Hayrettin Karaman Hoca! Siz kayıtsız şartsız Ak Parti'ye destek verdiğiniz için susun demiyorum. Siz İslâmı, Ak Parti'nin telakki sınırları içine soktuğunuz için susun diyorum.
Kendisini "İslâm" davasına adamış Mehmet Şevket Eygi ile aynı dönemden geldiniz. Sizden iki yaş büyük sadece. Eygi, "Müslümanlar Size Ne Oldu?" (Millî Gazete, 14 Haziran 2019) diye soruyor. Sonra "Dinin içi boşaltılıyor, sizin umurunuzda değil." diyor... Sonra "Haram rantlara aç köpekler gibi saldıranları engelleyen yok." diyor… Sonra "İsraf almış yürümüş. / Zina, riba, bina... / Ümmet birliği, ittihad-ı İslam, iman kardeşliği lafta kalmış." diyor... Ve daha neler diyor!...
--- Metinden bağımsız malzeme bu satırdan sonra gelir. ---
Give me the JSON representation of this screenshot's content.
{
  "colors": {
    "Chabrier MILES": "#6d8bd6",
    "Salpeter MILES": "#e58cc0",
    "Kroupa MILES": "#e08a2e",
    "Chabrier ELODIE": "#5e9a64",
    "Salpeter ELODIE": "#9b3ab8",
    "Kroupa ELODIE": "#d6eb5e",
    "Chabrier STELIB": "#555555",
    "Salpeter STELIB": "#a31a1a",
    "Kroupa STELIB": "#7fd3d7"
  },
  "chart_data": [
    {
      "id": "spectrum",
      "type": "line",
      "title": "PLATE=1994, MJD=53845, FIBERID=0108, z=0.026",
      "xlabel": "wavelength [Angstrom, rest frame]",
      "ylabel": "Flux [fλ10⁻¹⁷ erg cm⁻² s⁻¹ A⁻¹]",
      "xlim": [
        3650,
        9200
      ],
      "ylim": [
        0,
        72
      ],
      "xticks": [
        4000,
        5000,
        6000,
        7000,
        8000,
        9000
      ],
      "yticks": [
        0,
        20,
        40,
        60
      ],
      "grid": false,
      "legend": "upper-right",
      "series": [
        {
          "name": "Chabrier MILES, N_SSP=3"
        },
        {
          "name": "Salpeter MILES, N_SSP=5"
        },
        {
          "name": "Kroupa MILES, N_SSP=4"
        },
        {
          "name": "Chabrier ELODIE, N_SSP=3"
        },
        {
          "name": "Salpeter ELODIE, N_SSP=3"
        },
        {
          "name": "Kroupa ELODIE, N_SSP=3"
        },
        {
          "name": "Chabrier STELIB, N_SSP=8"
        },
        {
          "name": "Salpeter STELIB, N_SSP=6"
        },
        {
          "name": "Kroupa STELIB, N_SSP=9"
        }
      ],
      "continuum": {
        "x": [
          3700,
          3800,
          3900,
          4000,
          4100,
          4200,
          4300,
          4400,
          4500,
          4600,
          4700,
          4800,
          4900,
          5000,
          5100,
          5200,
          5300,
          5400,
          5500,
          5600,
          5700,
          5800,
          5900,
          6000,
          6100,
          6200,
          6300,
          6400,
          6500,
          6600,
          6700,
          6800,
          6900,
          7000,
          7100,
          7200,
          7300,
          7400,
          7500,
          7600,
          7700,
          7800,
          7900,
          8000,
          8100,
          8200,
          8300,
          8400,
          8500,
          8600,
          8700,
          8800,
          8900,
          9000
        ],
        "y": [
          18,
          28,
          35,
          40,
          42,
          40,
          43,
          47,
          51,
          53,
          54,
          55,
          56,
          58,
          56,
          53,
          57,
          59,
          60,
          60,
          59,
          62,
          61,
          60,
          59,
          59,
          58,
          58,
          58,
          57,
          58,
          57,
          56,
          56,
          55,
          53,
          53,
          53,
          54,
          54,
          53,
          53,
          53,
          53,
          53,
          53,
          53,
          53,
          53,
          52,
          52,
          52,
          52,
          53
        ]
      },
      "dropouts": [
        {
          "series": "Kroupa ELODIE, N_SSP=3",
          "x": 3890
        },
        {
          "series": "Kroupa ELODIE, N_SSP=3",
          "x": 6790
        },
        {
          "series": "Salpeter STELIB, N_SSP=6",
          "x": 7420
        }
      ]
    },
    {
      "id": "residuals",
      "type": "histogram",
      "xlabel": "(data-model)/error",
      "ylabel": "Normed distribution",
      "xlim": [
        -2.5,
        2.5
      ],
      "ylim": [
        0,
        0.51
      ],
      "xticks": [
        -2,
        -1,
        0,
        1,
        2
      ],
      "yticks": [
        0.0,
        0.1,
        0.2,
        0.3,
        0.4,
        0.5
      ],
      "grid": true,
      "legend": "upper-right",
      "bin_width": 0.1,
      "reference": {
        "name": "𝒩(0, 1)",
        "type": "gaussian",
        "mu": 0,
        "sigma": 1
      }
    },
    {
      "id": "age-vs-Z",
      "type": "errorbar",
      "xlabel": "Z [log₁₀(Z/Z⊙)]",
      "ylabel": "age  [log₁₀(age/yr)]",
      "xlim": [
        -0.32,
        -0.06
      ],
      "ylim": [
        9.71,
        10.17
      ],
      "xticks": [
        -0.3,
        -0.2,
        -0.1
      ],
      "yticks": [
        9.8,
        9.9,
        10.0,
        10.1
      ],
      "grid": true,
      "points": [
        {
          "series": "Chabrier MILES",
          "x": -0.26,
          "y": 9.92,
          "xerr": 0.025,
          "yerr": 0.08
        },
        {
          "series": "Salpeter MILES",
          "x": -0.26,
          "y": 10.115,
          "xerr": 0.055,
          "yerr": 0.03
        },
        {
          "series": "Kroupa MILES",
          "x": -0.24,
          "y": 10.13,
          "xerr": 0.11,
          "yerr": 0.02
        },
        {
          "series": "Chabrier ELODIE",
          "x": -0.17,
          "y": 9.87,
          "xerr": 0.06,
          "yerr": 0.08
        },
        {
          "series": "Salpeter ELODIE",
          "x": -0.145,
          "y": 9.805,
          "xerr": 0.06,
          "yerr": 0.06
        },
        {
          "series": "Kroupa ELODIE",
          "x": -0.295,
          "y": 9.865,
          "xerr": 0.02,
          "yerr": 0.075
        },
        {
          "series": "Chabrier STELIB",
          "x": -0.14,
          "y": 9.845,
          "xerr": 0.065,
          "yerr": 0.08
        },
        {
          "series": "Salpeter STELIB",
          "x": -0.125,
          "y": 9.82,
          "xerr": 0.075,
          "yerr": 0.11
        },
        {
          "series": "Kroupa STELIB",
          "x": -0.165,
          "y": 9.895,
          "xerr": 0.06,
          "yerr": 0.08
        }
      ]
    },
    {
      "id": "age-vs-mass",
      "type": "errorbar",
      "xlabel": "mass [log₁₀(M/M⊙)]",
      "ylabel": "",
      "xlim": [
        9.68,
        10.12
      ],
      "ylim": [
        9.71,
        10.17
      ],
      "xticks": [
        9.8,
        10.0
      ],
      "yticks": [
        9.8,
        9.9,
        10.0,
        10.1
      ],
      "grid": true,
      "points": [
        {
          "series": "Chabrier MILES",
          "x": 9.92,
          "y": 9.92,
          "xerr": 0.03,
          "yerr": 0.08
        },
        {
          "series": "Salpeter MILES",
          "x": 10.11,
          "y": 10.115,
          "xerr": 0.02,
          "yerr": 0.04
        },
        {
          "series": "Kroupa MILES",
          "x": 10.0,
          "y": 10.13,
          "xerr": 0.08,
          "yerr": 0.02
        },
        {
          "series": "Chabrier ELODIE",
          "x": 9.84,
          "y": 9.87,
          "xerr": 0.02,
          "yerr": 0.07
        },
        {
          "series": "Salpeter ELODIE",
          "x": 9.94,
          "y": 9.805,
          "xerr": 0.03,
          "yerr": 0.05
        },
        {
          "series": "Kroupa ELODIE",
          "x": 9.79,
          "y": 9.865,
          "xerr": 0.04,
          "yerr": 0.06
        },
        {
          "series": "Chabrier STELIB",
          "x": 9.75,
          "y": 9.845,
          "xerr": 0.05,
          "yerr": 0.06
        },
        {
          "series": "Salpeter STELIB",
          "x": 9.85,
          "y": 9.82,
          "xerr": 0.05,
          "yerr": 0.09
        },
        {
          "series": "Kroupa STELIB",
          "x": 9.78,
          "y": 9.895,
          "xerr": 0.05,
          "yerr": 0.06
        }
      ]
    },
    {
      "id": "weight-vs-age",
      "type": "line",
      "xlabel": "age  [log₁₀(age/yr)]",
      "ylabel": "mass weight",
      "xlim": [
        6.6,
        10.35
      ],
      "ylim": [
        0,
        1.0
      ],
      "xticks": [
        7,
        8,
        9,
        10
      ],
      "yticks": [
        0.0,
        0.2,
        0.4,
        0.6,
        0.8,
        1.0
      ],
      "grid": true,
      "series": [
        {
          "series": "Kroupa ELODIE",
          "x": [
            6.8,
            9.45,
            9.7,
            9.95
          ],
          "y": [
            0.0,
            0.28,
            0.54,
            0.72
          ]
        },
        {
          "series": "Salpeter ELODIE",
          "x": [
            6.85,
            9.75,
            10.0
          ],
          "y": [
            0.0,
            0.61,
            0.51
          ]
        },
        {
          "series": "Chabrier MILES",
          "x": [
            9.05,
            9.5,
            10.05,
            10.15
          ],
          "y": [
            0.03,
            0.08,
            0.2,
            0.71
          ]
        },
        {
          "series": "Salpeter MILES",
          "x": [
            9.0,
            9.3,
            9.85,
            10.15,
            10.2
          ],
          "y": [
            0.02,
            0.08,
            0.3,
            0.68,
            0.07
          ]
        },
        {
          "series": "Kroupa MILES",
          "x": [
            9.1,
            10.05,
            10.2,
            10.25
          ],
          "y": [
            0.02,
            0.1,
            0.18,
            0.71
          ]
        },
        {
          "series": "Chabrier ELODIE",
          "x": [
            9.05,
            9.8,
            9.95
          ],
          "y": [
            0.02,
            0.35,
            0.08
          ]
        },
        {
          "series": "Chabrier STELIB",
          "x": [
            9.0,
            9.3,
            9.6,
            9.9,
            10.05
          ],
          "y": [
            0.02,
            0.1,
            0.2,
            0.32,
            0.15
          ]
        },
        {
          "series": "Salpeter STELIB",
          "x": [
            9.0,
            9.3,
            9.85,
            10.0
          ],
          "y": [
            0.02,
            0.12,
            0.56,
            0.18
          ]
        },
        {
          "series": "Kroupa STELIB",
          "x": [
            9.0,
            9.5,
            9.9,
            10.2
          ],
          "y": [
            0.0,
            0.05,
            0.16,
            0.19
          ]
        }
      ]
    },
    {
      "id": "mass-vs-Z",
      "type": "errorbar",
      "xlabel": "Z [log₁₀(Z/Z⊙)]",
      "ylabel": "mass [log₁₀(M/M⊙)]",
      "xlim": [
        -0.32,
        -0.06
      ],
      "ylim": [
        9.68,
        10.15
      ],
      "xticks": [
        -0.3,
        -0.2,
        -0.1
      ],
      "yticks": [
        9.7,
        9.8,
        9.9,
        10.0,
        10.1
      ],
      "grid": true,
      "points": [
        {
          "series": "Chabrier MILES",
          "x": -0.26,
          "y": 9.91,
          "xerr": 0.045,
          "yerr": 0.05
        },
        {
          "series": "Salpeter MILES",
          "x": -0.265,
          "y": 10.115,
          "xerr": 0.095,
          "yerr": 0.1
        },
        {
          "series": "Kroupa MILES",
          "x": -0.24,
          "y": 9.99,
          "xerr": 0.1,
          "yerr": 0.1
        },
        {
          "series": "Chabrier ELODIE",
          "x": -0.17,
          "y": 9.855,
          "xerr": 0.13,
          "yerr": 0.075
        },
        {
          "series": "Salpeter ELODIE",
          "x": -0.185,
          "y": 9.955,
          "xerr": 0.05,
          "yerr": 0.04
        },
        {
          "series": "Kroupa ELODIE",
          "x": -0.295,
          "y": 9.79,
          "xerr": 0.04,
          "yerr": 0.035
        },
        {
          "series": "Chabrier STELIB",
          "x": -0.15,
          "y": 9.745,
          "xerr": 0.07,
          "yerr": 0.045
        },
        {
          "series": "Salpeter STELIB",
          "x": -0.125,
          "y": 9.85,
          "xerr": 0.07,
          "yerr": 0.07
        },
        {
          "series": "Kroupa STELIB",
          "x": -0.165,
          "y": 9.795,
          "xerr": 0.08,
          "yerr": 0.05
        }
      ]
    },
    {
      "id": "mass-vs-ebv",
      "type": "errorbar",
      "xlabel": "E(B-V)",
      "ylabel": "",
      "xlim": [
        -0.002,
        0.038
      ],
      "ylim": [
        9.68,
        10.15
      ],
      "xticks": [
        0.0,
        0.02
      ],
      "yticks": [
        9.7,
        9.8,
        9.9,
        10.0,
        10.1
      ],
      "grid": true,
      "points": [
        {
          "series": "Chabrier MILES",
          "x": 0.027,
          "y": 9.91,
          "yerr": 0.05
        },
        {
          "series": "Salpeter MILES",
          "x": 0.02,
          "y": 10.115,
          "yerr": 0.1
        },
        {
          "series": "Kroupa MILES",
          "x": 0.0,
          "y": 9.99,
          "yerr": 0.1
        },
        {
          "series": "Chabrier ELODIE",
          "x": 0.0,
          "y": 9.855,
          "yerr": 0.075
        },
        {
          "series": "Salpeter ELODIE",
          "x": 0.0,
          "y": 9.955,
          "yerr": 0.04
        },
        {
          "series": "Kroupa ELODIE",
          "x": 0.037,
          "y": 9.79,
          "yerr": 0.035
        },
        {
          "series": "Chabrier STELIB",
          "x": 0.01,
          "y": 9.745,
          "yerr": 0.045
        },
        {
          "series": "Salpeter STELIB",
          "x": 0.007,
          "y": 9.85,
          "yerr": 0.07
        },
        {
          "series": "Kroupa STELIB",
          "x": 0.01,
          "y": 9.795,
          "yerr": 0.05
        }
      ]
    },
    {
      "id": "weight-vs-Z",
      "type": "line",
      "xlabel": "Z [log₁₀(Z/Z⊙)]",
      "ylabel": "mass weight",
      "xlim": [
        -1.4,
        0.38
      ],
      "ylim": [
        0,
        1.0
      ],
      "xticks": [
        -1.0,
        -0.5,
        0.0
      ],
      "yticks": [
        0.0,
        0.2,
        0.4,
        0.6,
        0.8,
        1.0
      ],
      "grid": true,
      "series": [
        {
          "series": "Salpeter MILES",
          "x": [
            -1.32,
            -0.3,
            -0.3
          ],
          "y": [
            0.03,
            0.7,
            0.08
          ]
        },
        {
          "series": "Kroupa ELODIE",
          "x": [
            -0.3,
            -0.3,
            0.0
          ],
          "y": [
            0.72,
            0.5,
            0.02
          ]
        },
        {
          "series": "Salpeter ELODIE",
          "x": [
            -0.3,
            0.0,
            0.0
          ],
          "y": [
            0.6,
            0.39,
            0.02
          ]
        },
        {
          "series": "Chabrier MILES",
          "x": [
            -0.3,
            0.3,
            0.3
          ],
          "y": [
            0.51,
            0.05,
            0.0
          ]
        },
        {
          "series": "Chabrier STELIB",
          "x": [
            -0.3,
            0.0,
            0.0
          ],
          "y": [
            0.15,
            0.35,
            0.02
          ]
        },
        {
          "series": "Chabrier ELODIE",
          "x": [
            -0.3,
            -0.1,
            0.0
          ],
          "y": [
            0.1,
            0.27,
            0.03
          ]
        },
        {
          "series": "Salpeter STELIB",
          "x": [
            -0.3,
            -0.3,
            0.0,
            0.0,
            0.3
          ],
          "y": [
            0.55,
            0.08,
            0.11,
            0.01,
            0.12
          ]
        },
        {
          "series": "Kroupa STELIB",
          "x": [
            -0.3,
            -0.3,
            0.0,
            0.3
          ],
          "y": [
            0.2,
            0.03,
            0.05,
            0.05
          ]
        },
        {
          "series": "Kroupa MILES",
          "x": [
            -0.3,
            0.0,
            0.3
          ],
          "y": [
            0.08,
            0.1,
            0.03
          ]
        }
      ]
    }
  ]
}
Bu yazı "İslâmcı" iktidar zamanında yazıldı. Eygi'nin "dava" aşkından şüphe etmeyeceksiniz herhâlde!
Hayrettin Hoca! Siz bir fıkıh âlimisiniz. Böyle kabul gördünüz. "Ak Parti (=Saray) deyince "ilim" gidiyor, "muhasebe" gidiyor, "analitik düşünce" gidiyor, gözünüze bir perde iniveriyor:
"Genel olarak icraatı takdir edilen bir iktidarın bir kısım mensuplarında ahlak, liyakat, adalet, hakkaniyet... bakımından arızalar, eksikler, çürüklükler oluyor, iyi niyetli bazı insanlar da yetkili sorumlular bunları niçin ayıklamıyorlar diye 'haklı olarak' yakınıyorlar; yakınmakla kalmıyorlar, Doğrucu Davutluk adına olur olmaz zamanlarda biraz da abartarak ve genelleme yaparak şikayetlerini yayıyorlar. Siperde bekleyen muhalefet -ki, kendilerinde de ayıklanacak pek çok unsur olduğu halde bunu yapmazlar- fırsatı kaçırmıyor, iktidar dostlarının yersiz ve zamansız ifadelerini kullanarak amaçlarına ulaşmaya çalışıyor, bazen de ulaşıyorlar." (Yeni Şafak, 14 Haziran 2019)
Hoca! Bütün ilminizi bu satırlarla silip süpürmüş, Ak Parti paspasının altına itmişsiniz!